Nadhira menghela nafas gusar.

"Apa kau tidak pernah mendengar pribahasa, membaca buku berati menjelajah dunia?" Nadhira menjeda kalimatnya. Menatap Ilham serius.

"Dengan membaca kau juga bisa mengenal seseorang, bahkan terinspirasi olehnya. Kau mengerti sekarang?" ujar Nadhira penuh tekanan.

"Iya iya aku mengerti. Bahkan sangat mengerti. Aku hanya ingin menggoda mu saja," sahut Ilham tersenyum lebar, merasa menang.

Nadhira memicingkan matanya ke arah Ilham seraya memanyunkan bibirnya. Kesal.

Ya, Nadhira sangat kagum dengan sosok Joko Sudrajat. Banyak artikel yang sudah dia baca tentangnya. Bahkan buku biografi yang diluncurkannya pun dia sudah membeli dan membacanya.

Dia baik dan sangat dermawan. Dia sering berdonasi ke berbagai badan amal yang ditujukan ke berbagai bidang, seperti sosial dan kesehatan.

Dan yang paling Nadhira suka, meski beliau kaya raya bergelimang harta, tapi dia terkenal ramah dan sederhana. Dari mana Nadhira tahu? Ya jelas dari membaca dan tayangan tayangan yang mengisahkan tentangnya. Nadhira selalu mengikutinya.

"Tapi satu hal yang membuatku kasihan padanya." Nadhira tampak sendu dengan tatapan menerawang entah ke mana. Mengabaikan layar Tv yang tengah menampilkan penyanyi papan atas yang tengah bernyanyi merdu.

Ilham pun tidak menjawab. Hanya diam seraya menatap Nadhira yang tampak sendu dengan perasaan yang sama.

"Di masa tuanya dia tidak memiliki siapa pun di sampingnya," lanjut Nadhira semakin tampak sendu.

Meski dengan wajah yang masih sedikit tampak sendu, Ilham tersenyum ke arah Nadhira.

"Alangkah beruntungnya dia, jika kamu adalah cucunya. Dia pasti tidak akan kekurangan kasih sayang. Hari-harinya pasti akan selalu bahagia penuh warna," timpal Ilham.

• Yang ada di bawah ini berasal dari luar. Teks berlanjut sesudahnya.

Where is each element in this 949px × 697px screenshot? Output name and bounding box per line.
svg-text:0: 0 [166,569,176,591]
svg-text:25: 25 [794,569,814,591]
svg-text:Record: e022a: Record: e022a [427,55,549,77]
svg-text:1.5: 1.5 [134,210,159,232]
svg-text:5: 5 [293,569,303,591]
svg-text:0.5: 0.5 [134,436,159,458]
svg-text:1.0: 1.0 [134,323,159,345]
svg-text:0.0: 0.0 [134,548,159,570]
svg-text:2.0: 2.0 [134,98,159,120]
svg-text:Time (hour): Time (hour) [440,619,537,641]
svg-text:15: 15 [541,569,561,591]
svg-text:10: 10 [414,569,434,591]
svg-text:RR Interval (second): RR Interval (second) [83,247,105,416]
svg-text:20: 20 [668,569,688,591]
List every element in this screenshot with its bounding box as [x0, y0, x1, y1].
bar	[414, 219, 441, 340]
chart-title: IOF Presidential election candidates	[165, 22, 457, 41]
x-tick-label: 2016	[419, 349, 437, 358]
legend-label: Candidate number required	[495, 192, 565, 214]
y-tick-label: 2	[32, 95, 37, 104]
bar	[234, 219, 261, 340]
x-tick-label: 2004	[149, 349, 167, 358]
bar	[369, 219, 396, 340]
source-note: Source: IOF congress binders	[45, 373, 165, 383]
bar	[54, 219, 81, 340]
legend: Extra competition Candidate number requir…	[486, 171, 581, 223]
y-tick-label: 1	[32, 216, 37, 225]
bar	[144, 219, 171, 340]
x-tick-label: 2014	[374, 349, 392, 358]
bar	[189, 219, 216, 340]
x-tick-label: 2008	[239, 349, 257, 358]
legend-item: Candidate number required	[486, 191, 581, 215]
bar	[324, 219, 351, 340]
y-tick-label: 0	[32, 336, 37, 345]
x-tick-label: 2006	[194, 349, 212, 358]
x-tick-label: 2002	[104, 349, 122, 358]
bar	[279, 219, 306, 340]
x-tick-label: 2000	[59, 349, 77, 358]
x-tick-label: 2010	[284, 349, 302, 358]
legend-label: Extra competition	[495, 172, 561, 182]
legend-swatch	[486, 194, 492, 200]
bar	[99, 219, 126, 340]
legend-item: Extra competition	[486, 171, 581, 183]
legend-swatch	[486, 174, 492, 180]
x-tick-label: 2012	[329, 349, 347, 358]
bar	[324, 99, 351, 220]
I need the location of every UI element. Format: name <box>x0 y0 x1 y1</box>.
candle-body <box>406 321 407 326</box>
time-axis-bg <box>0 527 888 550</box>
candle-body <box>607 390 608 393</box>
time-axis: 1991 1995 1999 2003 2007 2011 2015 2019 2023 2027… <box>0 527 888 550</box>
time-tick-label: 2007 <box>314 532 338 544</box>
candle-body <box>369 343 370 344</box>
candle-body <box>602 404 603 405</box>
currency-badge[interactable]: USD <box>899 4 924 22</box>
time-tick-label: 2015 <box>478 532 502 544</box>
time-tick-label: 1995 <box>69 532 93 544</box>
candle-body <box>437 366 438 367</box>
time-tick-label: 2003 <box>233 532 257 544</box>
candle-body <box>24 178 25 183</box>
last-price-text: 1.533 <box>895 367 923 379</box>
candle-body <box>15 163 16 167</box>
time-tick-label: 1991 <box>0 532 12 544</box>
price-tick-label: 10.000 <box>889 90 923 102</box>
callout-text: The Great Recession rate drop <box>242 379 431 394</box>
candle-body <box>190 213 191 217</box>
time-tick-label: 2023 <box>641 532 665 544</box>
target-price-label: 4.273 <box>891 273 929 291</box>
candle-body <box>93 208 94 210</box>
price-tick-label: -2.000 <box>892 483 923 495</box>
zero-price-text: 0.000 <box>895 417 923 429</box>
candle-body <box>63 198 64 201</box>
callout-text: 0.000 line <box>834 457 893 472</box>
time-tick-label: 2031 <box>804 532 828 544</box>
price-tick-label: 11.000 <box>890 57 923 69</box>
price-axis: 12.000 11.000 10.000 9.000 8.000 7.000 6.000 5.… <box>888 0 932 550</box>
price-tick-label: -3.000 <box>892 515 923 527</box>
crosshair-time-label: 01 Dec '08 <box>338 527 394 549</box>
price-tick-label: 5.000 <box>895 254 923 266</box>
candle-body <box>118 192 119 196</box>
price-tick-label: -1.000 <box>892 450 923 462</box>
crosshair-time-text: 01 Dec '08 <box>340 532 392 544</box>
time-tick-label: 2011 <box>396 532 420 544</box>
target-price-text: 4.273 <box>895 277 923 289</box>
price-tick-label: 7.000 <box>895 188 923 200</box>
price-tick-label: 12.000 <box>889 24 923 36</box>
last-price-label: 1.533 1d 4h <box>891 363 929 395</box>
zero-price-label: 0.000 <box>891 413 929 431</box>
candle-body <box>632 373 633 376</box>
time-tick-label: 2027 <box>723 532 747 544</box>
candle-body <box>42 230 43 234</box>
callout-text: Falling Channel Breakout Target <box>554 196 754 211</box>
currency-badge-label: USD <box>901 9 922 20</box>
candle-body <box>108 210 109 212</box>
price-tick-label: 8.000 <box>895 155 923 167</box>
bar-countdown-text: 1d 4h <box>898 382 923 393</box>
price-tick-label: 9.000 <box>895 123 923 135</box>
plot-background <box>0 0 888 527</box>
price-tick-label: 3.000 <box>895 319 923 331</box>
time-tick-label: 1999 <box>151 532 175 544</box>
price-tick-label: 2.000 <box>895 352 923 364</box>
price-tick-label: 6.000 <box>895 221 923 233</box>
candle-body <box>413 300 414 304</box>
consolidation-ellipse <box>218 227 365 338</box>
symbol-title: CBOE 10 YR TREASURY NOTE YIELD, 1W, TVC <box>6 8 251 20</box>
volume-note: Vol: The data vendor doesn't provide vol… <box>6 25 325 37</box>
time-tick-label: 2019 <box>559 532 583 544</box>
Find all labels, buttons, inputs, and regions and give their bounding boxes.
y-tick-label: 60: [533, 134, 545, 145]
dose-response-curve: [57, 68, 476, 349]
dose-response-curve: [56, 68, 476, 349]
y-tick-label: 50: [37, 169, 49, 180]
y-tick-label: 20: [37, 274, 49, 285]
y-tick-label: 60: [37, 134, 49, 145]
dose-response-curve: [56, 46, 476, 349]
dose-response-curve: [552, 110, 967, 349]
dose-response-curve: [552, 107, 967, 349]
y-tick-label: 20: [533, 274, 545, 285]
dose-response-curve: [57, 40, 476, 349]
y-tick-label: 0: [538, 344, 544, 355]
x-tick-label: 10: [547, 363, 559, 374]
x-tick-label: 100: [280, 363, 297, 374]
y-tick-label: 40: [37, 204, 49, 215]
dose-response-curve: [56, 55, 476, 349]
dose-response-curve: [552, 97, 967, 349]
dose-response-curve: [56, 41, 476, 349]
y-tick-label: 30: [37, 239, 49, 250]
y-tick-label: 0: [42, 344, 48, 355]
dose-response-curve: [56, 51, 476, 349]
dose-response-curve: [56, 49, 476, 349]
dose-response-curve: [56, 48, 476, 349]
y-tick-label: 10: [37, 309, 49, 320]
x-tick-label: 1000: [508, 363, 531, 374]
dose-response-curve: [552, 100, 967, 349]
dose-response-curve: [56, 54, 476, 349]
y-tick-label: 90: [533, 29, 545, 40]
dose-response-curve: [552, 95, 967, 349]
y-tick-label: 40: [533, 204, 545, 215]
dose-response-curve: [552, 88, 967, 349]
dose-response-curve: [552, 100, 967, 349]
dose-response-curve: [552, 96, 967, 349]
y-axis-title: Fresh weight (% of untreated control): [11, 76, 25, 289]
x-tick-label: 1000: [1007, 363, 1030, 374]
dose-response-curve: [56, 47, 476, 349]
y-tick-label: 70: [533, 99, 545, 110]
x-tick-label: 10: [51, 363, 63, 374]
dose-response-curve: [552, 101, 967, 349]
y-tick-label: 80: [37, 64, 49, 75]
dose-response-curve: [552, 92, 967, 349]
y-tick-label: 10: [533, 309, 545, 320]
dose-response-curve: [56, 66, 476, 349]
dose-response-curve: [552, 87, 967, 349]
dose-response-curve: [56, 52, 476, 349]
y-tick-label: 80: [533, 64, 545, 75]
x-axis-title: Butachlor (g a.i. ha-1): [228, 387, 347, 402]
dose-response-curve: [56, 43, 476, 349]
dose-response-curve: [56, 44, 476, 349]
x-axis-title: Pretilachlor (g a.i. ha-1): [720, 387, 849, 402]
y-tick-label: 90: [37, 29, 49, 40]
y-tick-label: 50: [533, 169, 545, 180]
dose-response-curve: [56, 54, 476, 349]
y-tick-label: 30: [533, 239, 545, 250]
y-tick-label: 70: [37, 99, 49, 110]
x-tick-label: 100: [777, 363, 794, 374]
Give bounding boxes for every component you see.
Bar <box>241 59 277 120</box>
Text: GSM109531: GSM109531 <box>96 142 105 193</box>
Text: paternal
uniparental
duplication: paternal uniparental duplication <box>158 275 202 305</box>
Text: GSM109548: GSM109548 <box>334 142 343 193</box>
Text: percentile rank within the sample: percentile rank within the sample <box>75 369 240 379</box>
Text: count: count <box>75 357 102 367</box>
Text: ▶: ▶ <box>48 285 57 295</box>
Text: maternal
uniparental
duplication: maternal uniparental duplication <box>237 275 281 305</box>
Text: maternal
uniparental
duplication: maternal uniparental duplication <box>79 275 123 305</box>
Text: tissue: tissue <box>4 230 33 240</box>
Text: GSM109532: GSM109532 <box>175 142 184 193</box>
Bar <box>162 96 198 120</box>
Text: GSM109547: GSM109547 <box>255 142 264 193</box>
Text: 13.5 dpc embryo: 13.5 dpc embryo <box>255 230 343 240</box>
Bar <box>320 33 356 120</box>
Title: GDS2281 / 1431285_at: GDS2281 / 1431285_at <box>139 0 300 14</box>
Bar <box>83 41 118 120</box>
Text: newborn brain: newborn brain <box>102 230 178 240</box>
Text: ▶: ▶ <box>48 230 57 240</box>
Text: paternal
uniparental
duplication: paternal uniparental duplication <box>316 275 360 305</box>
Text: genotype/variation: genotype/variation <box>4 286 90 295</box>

Lelucon yang memudarkan sendu dan menerbitkan senyum di wajah Nadhira.

"Kau bisa saja," sahut Nadhira.

"Itu benar." Ilham serius.

"Jika aku menjadi cucunya, itu seperti keajaiban bagiku." Nadhira tersenyum.

Keajaiban yang akan merubah seluruh sendi kehidupannya. Sedikit pun Nadhira tidak pernah membayangkannya. Dia hanya ingin bersyukur dengan kehidupannya sekarang. Meski takdirnya tidak seberuntung orang lain. Karena dari kecil dia sudah hidup di panti asuhan. Tidak tahu siapa orang tuanya.